Anthony Karydakis, chief US economist at J.P. Morgan Asset Management, said "second thoughts" about Fed Chairman Alan Greenspan's testimony on Thursday prompted a reversal.
The Fed has raised its federal funds rate that banks charge each other on overnight loans eight times since last June to 3.00 percent. Rate futures markets are now betting that the Fed will raise rates three more times this year to 3.75 percent.
"When people let Greenspan's testimony sink in overnight, they realised that it wasn't very positive material for bonds," Karydakis said. "It has hit the market that Greenspan didn't sound like someone who intended to pause after the June monetary policy meeting and that that was inconsistent with the levels we were at. At those levels, the market needed fresh impetus to provide it with more momentum and it didn't get it from Greenspan."

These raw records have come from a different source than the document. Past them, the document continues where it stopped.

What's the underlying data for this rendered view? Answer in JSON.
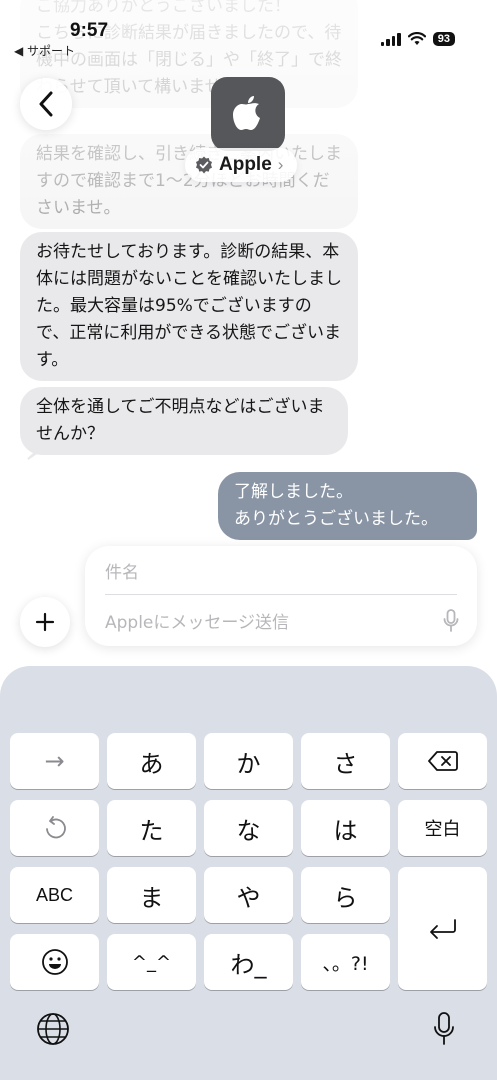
{
  "status_bar": {
    "time": "9:57",
    "back_label": "◀ サポート",
    "battery": "93"
  },
  "header": {
    "contact_name": "Apple",
    "back_icon": "chevron-left-icon",
    "verified_icon": "verified-badge-icon"
  },
  "messages": [
    {
      "direction": "in",
      "text": "ご協力ありがとうございました！\nこちらに診断結果が届きましたので、待機中の画面は「閉じる」や「終了」で終わらせて頂いて構いません。",
      "faded": true
    },
    {
      "direction": "in",
      "text": "結果を確認し、引き続きご案内いたしますので確認まで1〜2分ほどお時間くださいませ。",
      "faded": true
    },
    {
      "direction": "in",
      "text": "お待たせしております。診断の結果、本体には問題がないことを確認いたしました。最大容量は95%でございますので、正常に利用ができる状態でございます。"
    },
    {
      "direction": "in",
      "text": "全体を通してご不明点などはございませんか？"
    },
    {
      "direction": "out",
      "text": "了解しました。\nありがとうございました。"
    }
  ],
  "compose": {
    "subject_placeholder": "件名",
    "message_placeholder": "Appleにメッセージ送信",
    "plus_label": "+"
  },
  "keyboard": {
    "rows": [
      [
        "→",
        "あ",
        "か",
        "さ",
        "delete"
      ],
      [
        "undo",
        "た",
        "な",
        "は",
        "空白"
      ],
      [
        "ABC",
        "ま",
        "や",
        "ら",
        "return"
      ],
      [
        "emoji",
        "^_^",
        "わ_",
        "、。?!"
      ]
    ],
    "keys": {
      "arrow": "→",
      "a": "あ",
      "ka": "か",
      "sa": "さ",
      "ta": "た",
      "na": "な",
      "ha": "は",
      "space": "空白",
      "abc": "ABC",
      "ma": "ま",
      "ya": "や",
      "ra": "ら",
      "kaomoji": "^_^",
      "wa": "わ_",
      "punct": "、。?!"
    }
  },
  "colors": {
    "incoming_bubble": "#e9e9eb",
    "outgoing_bubble": "#8995a5",
    "keyboard_bg": "#dadee7",
    "avatar_bg": "#56575b"
  }
}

Stone and McCarthy Research Associates analyst John Canavan said dealers' need to distribute the new supply of five- and 10-year notes, rate-lock selling ahead of corporate supply scheduled to come to market next week, and the break in the 10-year note yield back above 4.00 percent were some of the reasons behind the position-squaring responsible for a lot of the market's "pretty sharp" decline.
Karydakis said it was too early to assess the staying power of the 10-year note yield's move back above 4.00 percent.
"We need another day or two to determine whether we're going into above-4.00 percent territory again," he said. "Clearly, the market tone has turned a little sour."
Still, analysts noted that the coming week was chock full of fresh data on important facets of the economy like retail sales, manufacturing, consumer sentiment and inflation.
"If we get a flat core inflation reading, people will say, 'This is it,'" Karydakis said. "But the levels we were at, with the 10-year note yield below 4.00 percent, were unsustainable without further validation from Greenspan and they absolutely did not get that so the response was to retreat."
Karydakis said the economic numbers due in next week could provide a lot of opportunities for bond market price action.
The US Department of Commerce said the April gap came in at $56.96 billion, narrower than economists' forecasts of $58 billion. The March trade gap was revised down to $53.56 billion from the $54.99 billion initially reported, further supporting the view that the report portended well on growth.
The break above 4.00 percent in 10-year note yields led to additional selling, said Gemma Wright, director of market strategy at Barclays Capital.
Some traders said unwinding of positions by players in the mortgage securities market also helped to fuel the move.
In late trade, the 10-year note was down 24/32, its yield having risen to 4.05 percent from 3.95 percent on Thursday.
Two-year notes slipped 4/32, their yields rising to 3.70 percent from 3.62 percent late Thursday.
Five-year notes fell 13/32, their yields rising to 3.84 percent from 3.74 percent on Thursday.
The 30-year bond slid 1-15/32 lower, its yield rising to 4.32 percent from 4.23 percent on Thursday.